Monday, 12 September 2016

Ekklesia and all it's problems.

I phoned up my dad yesterday and he started telling me about a conversation he had with his friend. It was around the word "church". He told me that the word "church" had never been used in the Bible, and Jesus never said it. (I did think, "Well, duh, Jesus spoke Greek.") The point my dad was getting at was about the problems of our understanding of the word "church". It's not a new argument and you can find a bit about it on the interweb.

The general idea goes like this. The word church is used as our translation of the Greek word, ekklesia. This word in the Greek means a public assembly or gathering. It could be a gathering due to a public function or it could be a crowd that gathered for some other reason, perhaps like a riot. So it was simply a group of people, of an indeterminate quantity meeting in an indeterminate fashion for an indeterminate reason. The problem that people have with the word church, or translation of the Greek idea, is the connotations of institutionalism or an architectural landmark. It's less about the people and more about the systems or the bricks and mortar.

Herein, I agree. The word church is flawed because of what meanings we have given it.

Now, it sounded like the dispute turned into something about how the problem lay in an inerrant and inaccurate translation. As the word 'church' was not a direct derivative of the word ekklesia this has contributed to this problem. Read this article here, which details this in a lot of, well, detail.

Now, I'm going to say the problem is not with semantics. As a bloke who had to study literary theory, I had to read up on deconstructionism. This is the idea that there was no connection between the object or idea and the word we gave it. For example, we assigned the letters c-a-t (to be said /kæt/) to the feline mammals that scratch sofas across the breadth of Britain. There is no link between those letters and sound combinations and animal other than the meaning we gave to it. There is no real link between the letters c-h-u-r-c-h (and the sounds /tʃɜrtʃ/) and the idea. Therefore, simply changing the arbitrary letters and sounds for another set (such as a-s-s-e-m-b-l-y, said /əˈsɛm'bli/) will not make much difference.

In French, the word for church is église. This word takes it roots, via Latin, from ekklesia. I don't think they have a better idea of it being about the people and not the institution, despite the stronger link. Otherwise, they probably would not protect the division between the church and state so fiercely. The word, or label, we give an idea is not the problem; or at least, changing the word is probably not going to get us that far.

What we need to do is change the idea. How we do that? Ay, there's the rub. How do we change the idea attached to the word church to mean more than old buildings with pointy spires? How do we make it more than the ten-thirty Sunday service? But the other big question is what should it mean instead? How do we get rid of cultural and personal baggage and give the word it's proper meaning? These are big questions, and indeed hundreds of books have been written about this.

I don't have the answers but perhaps someone out there does!

Help me out!
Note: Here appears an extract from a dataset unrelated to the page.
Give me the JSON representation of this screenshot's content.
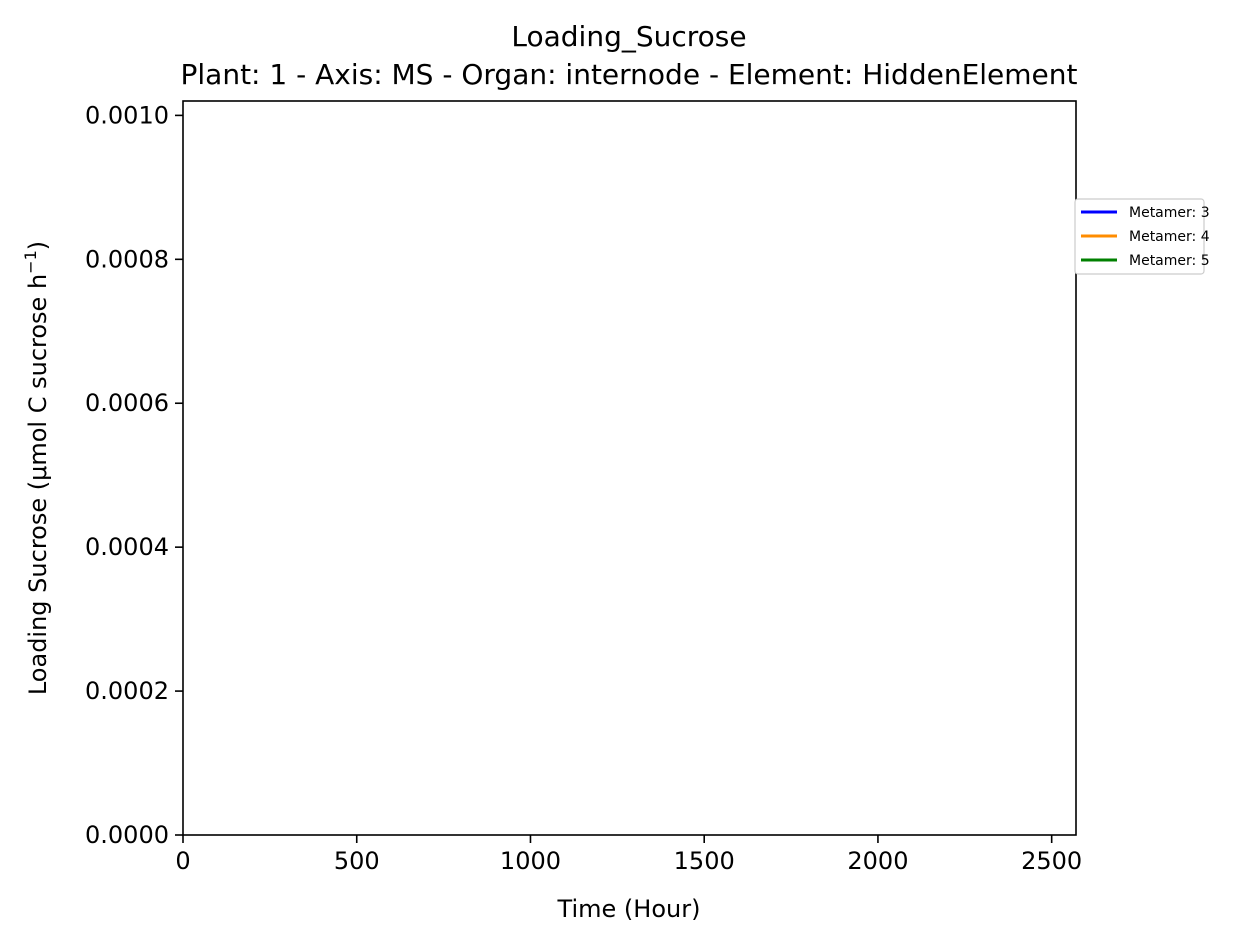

What are your thoughts?

  1. What does the word "church" mean to you?
  2. What should the word church mean?
  3. If you could create a dictionary definition for the word, what would it be?
  4. Why is there a discrepancy between what the idea of church should be and what it is commonly held to be?
  5. How do we change the ideas surrounding the word church?
Wow. Some massive questions there! Let me hear your views.